0

I'm trying to split apart a large CSV file that is in Google Cloud Storage into smaller CSV files for ease of transferring and uploading into a BQ table. However, I'm running into issues in trying to accomplish this.

I'm using Cloud Composer / Airflow in order to call an API and retrieve data, from here I want to split the gzip csv file into smaller file sizes. I've tried the following Python code on my local machine and seems to work:

def split_csv_file(source_file, dest_file):
  chunk_size = 2000000

  def write_chunk(part, lines):
    with open(dest_file + str(part) + '_' + str(uuid.uuid4()) + '.csv', 'w') as f_out:
      f_out.write(header)
      f_out.writelines(lines)

  with open(source_file, "r") as f:
    count = 0
    header = f.readline()
    lines = []
    for line in f:
      count += 1
      lines.append(line)
      if count % chunk_size == 0:
        write_chunk(count // chunk_size, lines)
        lines = []
    # write remainder
    if len(lines) > 0:
      write_chunk((count // chunk_size) + 1, lines)

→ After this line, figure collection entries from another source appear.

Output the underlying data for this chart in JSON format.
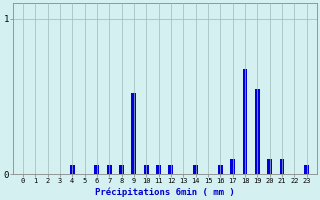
{
  "hours": [
    0,
    1,
    2,
    3,
    4,
    5,
    6,
    7,
    8,
    9,
    10,
    11,
    12,
    13,
    14,
    15,
    16,
    17,
    18,
    19,
    20,
    21,
    22,
    23
  ],
  "values": [
    0,
    0,
    0,
    0,
    0.06,
    0,
    0.06,
    0.06,
    0.06,
    0.52,
    0.06,
    0.06,
    0.06,
    0,
    0.06,
    0,
    0.06,
    0.1,
    0.68,
    0.55,
    0.1,
    0.1,
    0,
    0.06
  ],
  "bar_color": "#0000dd",
  "bg_color": "#d4f0f0",
  "grid_color": "#a0b8b8",
  "axis_color": "#888888",
  "xlabel": "Précipitations 6min ( mm )",
  "xlabel_color": "#0000cc",
  "ylim": [
    0,
    1.1
  ],
  "bar_width": 0.4
}
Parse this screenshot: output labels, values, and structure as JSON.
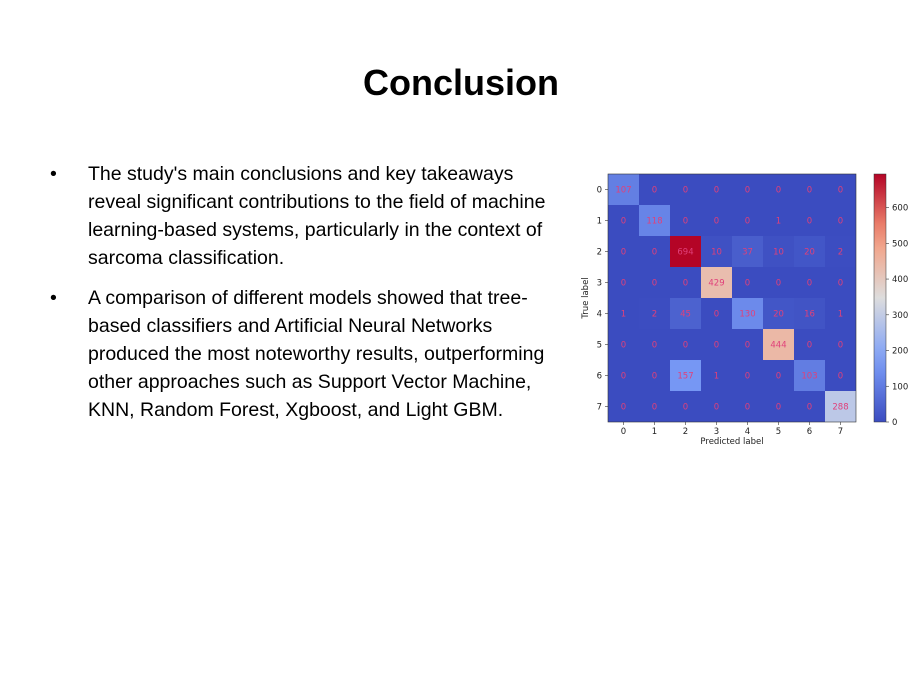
{
  "title": "Conclusion",
  "bullet_glyph": "•",
  "bullets": [
    "The study's main conclusions and key takeaways reveal significant contributions to the field of machine learning-based systems, particularly in the context of sarcoma classification.",
    "A comparison of different models showed that tree-based classifiers and Artificial Neural Networks produced the most noteworthy results, outperforming other approaches such as Support Vector Machine, KNN, Random Forest, Xgboost, and Light GBM."
  ],
  "chart_data": {
    "type": "heatmap",
    "xlabel": "Predicted label",
    "ylabel": "True label",
    "x_ticks": [
      "0",
      "1",
      "2",
      "3",
      "4",
      "5",
      "6",
      "7"
    ],
    "y_ticks": [
      "0",
      "1",
      "2",
      "3",
      "4",
      "5",
      "6",
      "7"
    ],
    "matrix": [
      [
        107,
        0,
        0,
        0,
        0,
        0,
        0,
        0
      ],
      [
        0,
        118,
        0,
        0,
        0,
        1,
        0,
        0
      ],
      [
        0,
        0,
        694,
        10,
        37,
        10,
        20,
        2
      ],
      [
        0,
        0,
        0,
        429,
        0,
        0,
        0,
        0
      ],
      [
        1,
        2,
        45,
        0,
        130,
        20,
        16,
        1
      ],
      [
        0,
        0,
        0,
        0,
        0,
        444,
        0,
        0
      ],
      [
        0,
        0,
        157,
        1,
        0,
        0,
        103,
        0
      ],
      [
        0,
        0,
        0,
        0,
        0,
        0,
        0,
        288
      ]
    ],
    "colorbar_ticks": [
      0,
      100,
      200,
      300,
      400,
      500,
      600
    ],
    "color_range": [
      0,
      694
    ],
    "colormap": "coolwarm",
    "text_color": "#e0407a"
  }
}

However, when I input this in to try and do a PythonOperator it only uploads the final file and nothing else. I've also tried to create my own Operator to call the Python script within, but only seems to do the same thing which is upload the last file only instead of actually uploading X amount of files based on how large the file size is. Currently I'm working with roughly 16 - 20GB files (unzipped) ~2GB zipped for reference. I've tried various different ways of doing this, but so far with not luck and quite a bit of refactoring of code.

The end goal I'm trying to accomplish is, get the zipped file, unzip the file, split the file into smaller csv files and re-upload into another folder within GCS unzipped. Has anyone faced this issue or know a solution for this? I've been working on this issue for the past couple days and I'm not able to make any progress on this.

If there is anything else that needs to be clarified or more detail, please let me know and I'll try to respond as quickly as possible. Any help on this would be greatly appreciated as I'm at a loss of what to do/try next.

Maykid
  • 497
  • 3
  • 7
  • 17
  • did you try to add some print/log in the method and test it in `Cloud Composer `? – Hussein Awala Sep 01 '22 at 20:14
  • BigQuery is able to load up to [4GB of gzip csv data](https://cloud.google.com/bigquery/docs/loading-data-cloud-storage-csv#limitations). How long does it take to load your gzip data as is? – Ricco D Sep 01 '22 at 23:56
  • @RiccoD The process takes a little bit as its going through a dataflow process as other teams are uploading into the same data lake, which can slow down the process of other uploads occurring. Trying to see if its possible to split the gzip file into smaller gzips to keep the file size low and keep the dataflow moving without hindering it for other teams. – Maykid Sep 02 '22 at 14:32
  • @HusseinAwala I did a test this morning and it looks like it is iterating through correctly, but for some reason isn't uploading the correct files into the destination portion of it. – Maykid Sep 02 '22 at 16:58
  • in this case, you can add your dag code, in order to help you solving the problem – Hussein Awala Sep 03 '22 at 11:10

1 Answers1

0

Have you considered to store the file in parquet format, so probably can be loaded directly to BigQuery? It's very simple to do so, have a look at

https://stackoverflow.com/a/61427524/1448460

Then you can have another Bash operator to load the data into BigQuery using

bq load \
--source_format=PARQUET \
dataset.table \
"gs://mybucket/00/*.parquet","gs://mybucket/01/*.parquet"

as described in https://cloud.google.com/bigquery/docs/loading-data-cloud-storage-parquet.

mikrohelen
  • 249
  • 1
  • 3